Apart from the obvious junk food of chocolate (man I will miss Maltesers), chips and ice cream the thing I am going to miss the most is the oh so comforting and reliable chicken parma and chips.   No matter where you go you can always rely on the menu having a chicken parma and even if it is crap it is still amazing!  I will miss the deep fried crumbed chicken, the oozy cheese and the amazing chips that combine so well with the tomato sauce that is spilling over the side.  I couldn’t say goodbye to this so easily without going out to experience my last ever parma. North Ballarat was the lucky venue that won my last ever parma meal and boy did I enjoy every bite!  I know it sounds so sad and pathetic that I am dwelling on the things that I will never have again when I should be concentrating on all of the things that I will be gaining by changing my lifestyle but it is surprisingly hard when this decision is somewhat forced on you.  While I am generally an incredibly positive person, I can’t keep up this facade 24/7 as I adjust to this new life.  

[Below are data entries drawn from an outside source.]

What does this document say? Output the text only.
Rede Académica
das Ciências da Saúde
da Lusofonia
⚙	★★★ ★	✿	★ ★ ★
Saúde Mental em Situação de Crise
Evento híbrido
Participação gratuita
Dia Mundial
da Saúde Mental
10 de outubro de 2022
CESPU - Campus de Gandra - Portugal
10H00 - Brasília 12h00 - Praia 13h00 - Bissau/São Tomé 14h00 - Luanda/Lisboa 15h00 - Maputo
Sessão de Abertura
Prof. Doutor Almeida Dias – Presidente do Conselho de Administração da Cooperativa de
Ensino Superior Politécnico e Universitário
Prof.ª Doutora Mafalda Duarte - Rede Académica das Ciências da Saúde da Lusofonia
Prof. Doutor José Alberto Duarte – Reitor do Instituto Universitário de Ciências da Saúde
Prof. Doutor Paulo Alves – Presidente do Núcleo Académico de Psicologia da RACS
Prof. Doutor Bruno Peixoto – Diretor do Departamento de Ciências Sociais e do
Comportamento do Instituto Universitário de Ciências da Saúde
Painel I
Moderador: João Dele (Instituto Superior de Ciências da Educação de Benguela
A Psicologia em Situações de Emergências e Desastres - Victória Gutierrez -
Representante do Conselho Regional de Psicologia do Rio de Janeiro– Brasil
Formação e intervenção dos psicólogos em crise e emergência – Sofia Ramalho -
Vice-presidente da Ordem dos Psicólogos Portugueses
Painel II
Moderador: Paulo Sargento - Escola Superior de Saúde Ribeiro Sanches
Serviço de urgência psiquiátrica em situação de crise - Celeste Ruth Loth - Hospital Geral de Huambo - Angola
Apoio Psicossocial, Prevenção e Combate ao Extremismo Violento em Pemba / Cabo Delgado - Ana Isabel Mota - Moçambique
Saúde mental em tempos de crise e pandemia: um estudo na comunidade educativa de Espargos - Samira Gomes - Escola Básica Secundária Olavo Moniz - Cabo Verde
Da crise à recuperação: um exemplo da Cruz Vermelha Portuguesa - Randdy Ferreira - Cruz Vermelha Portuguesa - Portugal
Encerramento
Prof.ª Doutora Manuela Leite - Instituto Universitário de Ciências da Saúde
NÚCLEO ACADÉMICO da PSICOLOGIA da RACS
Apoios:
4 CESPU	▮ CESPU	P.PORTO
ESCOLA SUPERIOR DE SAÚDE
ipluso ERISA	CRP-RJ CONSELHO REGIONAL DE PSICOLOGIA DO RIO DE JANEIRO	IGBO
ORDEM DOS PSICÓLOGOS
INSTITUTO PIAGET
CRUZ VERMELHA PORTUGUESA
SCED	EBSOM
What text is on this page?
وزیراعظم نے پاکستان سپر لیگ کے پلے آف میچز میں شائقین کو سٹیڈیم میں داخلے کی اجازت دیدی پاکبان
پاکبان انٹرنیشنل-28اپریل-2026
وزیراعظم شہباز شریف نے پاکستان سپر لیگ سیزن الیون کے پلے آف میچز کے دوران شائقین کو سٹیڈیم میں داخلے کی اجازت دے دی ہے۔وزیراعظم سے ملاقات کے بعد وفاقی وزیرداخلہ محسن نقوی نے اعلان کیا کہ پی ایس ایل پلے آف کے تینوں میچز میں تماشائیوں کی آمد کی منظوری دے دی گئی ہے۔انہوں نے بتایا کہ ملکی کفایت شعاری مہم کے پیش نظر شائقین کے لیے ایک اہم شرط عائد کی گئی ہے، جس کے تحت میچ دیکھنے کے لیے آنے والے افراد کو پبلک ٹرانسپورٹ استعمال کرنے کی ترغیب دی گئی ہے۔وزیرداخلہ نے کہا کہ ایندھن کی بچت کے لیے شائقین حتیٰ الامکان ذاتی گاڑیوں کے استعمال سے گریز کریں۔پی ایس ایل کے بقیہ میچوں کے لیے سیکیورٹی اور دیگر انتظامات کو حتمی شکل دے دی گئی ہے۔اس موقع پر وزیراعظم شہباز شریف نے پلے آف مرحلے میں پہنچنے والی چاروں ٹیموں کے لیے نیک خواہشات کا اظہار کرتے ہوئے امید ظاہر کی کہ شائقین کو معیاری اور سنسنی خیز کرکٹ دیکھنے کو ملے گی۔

Not only has my blog slipped since I became sick but so too did new recipe Sunday.  Changing my diet gave me a little push to start this up again as there are so many pre-made things that I can no longer have thanks to vegetable oil being included in almost everything on the shelves! I am currently on a dough theme and so far have whipped up some pizza bases, naan bread and tortilla wraps, which by the way you have to try.  I was amazed how easy and how incredibly delicious these were.  I have also put some time into making my own muesli, tomato sauces, dips and many others.

While this is certainly a frustrating journey at times I hope to share with you this new challenge and how there are still so many delicious options out there, sweet, savoury and all things in between.  I finally want to thank all of those who have and continue to support me through this journey whether it be by sending a text, getting me out of the house for a weekend away, bring me some flowers to brighten my day or cooking me a meal that both you and I can enjoy it has not gone unnoticed and I appreciate each and every one of you.  A special thank you to the guy that cops the brunt of my tears, constant venting of frustrations and who knows what mood he will have to weather tomorrow.  He has continued to support and surprise me daily through this journey, I even scored a surprise air fryer that very much excites me, hello crispy fries! Don’t worry you will get a review on this soon enough! 

Before I sign off, as always, keep smiling and remember put the things you love at the top of your to-do list.